Back to Monitoring, Observability & Reliability Series

Tool Deep Dive: Prometheus Complete Guide

May 14, 2026 Wasil Zafar 22 min read

A comprehensive reference guide to Prometheus — advanced PromQL patterns, recording rules for performance, federation for multi-cluster setups, remote write for long-term storage, service discovery mechanisms, TSDB tuning, and high-availability architectures with Thanos and Cortex.

Table of Contents

  1. Prometheus Architecture
  2. Advanced PromQL
  3. Recording Rules
  4. Service Discovery
  5. Federation & Remote Write
  6. High Availability Patterns
  7. TSDB Storage Tuning
  8. Production Checklist

Prometheus Architecture

Prometheus Internal Architecture
                                flowchart TD
                                    A[Service Discovery\nK8s, Consul, DNS, file, EC2] --> B[Scrape Manager\nPull /metrics at interval]
                                    B --> C[TSDB\nTime Series Database]
                                    C --> D[PromQL Engine\nQuery evaluation]
                                    C --> E[Remote Write\nTo Thanos/Mimir/Cortex]
                                    D --> F[HTTP API\n/api/v1/query]
                                    F --> G[Grafana / Alertmanager]
                                    C --> H[Rule Manager\nRecording + Alerting rules]
                                    H --> I[Alertmanager\nNotification routing]
                            

Advanced PromQL Patterns

# Apdex score (Application Performance Index)
# Satisfied: < 300ms, Tolerating: 300ms-1.2s, Frustrated: > 1.2s
(
  sum(rate(http_request_duration_seconds_bucket{le="0.3"}[5m]))
  + sum(rate(http_request_duration_seconds_bucket{le="1.2"}[5m]))
) / 2
/ sum(rate(http_request_duration_seconds_count[5m]))

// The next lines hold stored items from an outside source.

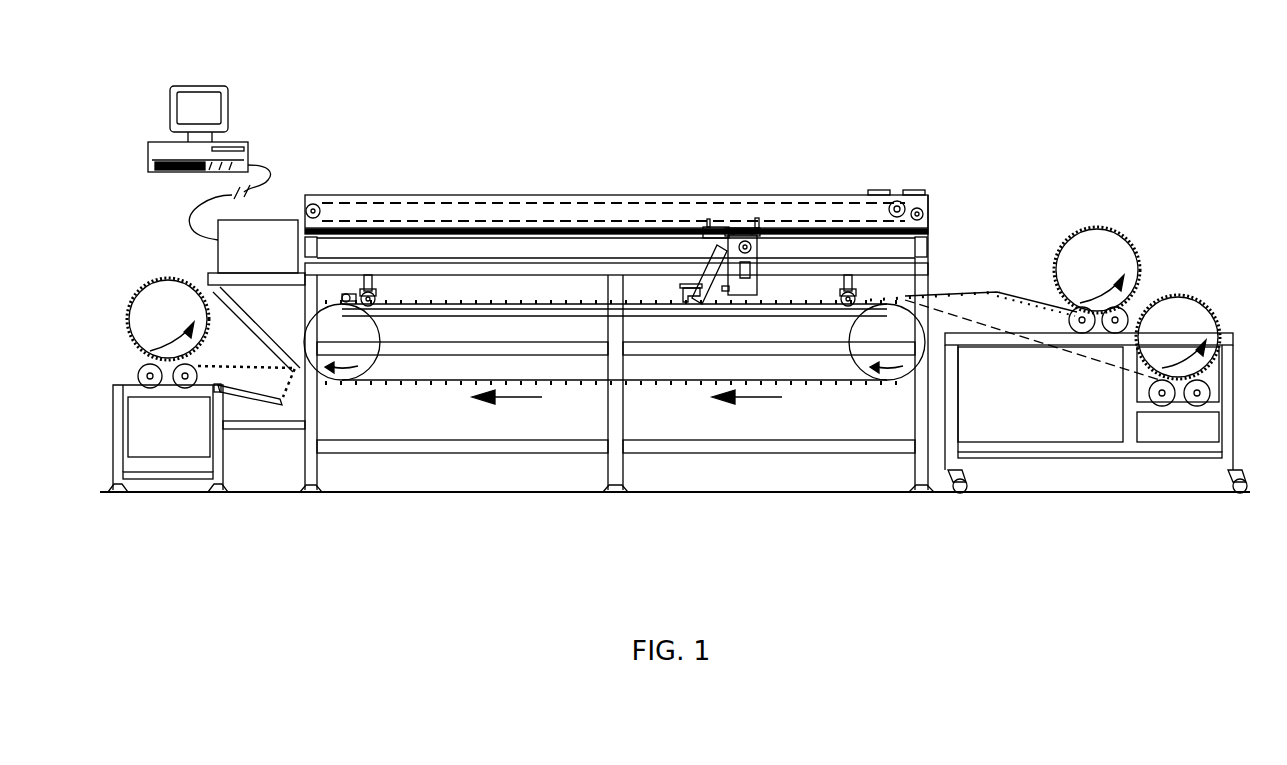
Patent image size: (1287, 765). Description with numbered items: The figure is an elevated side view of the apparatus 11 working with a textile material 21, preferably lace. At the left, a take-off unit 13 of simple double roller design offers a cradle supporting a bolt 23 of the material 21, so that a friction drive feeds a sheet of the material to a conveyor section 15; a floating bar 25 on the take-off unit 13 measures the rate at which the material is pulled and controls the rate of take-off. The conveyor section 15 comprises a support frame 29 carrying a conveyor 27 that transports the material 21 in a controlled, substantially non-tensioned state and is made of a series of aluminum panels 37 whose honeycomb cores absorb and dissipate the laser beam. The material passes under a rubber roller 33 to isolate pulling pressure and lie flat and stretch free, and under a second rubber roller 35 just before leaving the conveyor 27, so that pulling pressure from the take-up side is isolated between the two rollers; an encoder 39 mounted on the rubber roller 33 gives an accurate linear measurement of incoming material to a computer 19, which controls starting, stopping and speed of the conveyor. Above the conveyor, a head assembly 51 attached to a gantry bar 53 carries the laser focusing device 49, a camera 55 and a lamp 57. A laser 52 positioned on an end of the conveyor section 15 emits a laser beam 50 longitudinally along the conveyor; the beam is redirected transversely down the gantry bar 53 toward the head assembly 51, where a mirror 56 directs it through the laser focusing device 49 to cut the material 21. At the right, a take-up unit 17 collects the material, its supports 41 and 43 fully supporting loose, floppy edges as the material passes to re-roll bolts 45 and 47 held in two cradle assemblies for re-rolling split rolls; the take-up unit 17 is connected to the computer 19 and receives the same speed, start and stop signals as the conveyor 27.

The apparatus 11 is at (440, 112).
The take-off unit 13 is at (127, 420).
The conveyor section 15 is at (527, 249).
The take-up unit 17 is at (1060, 452).
The computer 19 is at (240, 142).
The textile material 21 is at (488, 303).
The bolt 23 is at (140, 288).
The floating bar 25 is at (250, 398).
The conveyor 27 is at (478, 304).
The support frame 29 is at (475, 455).
The rubber roller 33 is at (376, 298).
The second rubber roller 35 is at (842, 297).
The panels 37 is at (712, 383).
The encoder 39 is at (350, 297).
The support 41 is at (962, 318).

# Error budget remaining (30-day window, 99.9% SLO)
1 - (
  sum(increase(http_requests_total{status=~"5.."}[30d]))
  / sum(increase(http_requests_total[30d]))
) / (1 - 0.999)

# Top 5 endpoints by error rate
topk(5,
  sum(rate(http_requests_total{status=~"5.."}[5m])) by (handler)
  / sum(rate(http_requests_total[5m])) by (handler)
)

# Predict disk full in 4 hours using linear regression
predict_linear(node_filesystem_free_bytes{mountpoint="/"}[6h], 4*3600) < 0

# Histogram quantile with label join for service + method
histogram_quantile(0.99,
  sum(rate(http_request_duration_seconds_bucket[5m])) by (le, service, method)
)

# Rate of change of a gauge (derivative approximation)
deriv(process_resident_memory_bytes[5m])

Recording Rules

Recording rules pre-compute expensive queries and store results as new time series. Essential for dashboards with complex queries that would be slow to compute in real-time.

# recording-rules.yaml
groups:
  - name: sli_recording_rules
    interval: 30s
    rules:
      # Pre-compute error ratio per service
      - record: service:http_error_ratio:rate5m
        expr: |
          sum(rate(http_requests_total{status=~"5.."}[5m])) by (service)
          / sum(rate(http_requests_total[5m])) by (service)

      # Pre-compute p99 latency per service
      - record: service:http_latency_p99:rate5m
        expr: |
          histogram_quantile(0.99,
            sum(rate(http_request_duration_seconds_bucket[5m])) by (le, service)
          )

      # Pre-compute request rate per service
      - record: service:http_requests:rate5m
        expr: sum(rate(http_requests_total[5m])) by (service)

  - name: resource_recording_rules
    interval: 60s
    rules:
      # CPU usage ratio per pod
      - record: pod:container_cpu_usage:ratio
        expr: |
          sum(rate(container_cpu_usage_seconds_total[5m])) by (namespace, pod)
          / on(namespace, pod) group_left()
          sum(kube_pod_container_resource_requests{resource="cpu"}) by (namespace, pod)
Recording Rule Naming Convention: Use the pattern level:metric:operations — e.g., service:http_error_ratio:rate5m. The level indicates the aggregation (service, pod, namespace), the metric is what is measured, and the operations describe the computation applied.

Service Discovery

MechanismUse CaseConfig Key
kubernetes_sdK8s pods, services, endpoints, nodeskubernetes_sd_configs
consul_sdConsul-registered servicesconsul_sd_configs
ec2_sdAWS EC2 instances by tag/filterec2_sd_configs
dns_sdDNS SRV/A recordsdns_sd_configs
file_sdJSON/YAML files (static with hot reload)file_sd_configs
static_configsFixed targets (dev/test)static_configs

Federation & Remote Write

Federation lets a global Prometheus scrape aggregated metrics from cluster-level instances. Remote write pushes metrics to long-term storage backends.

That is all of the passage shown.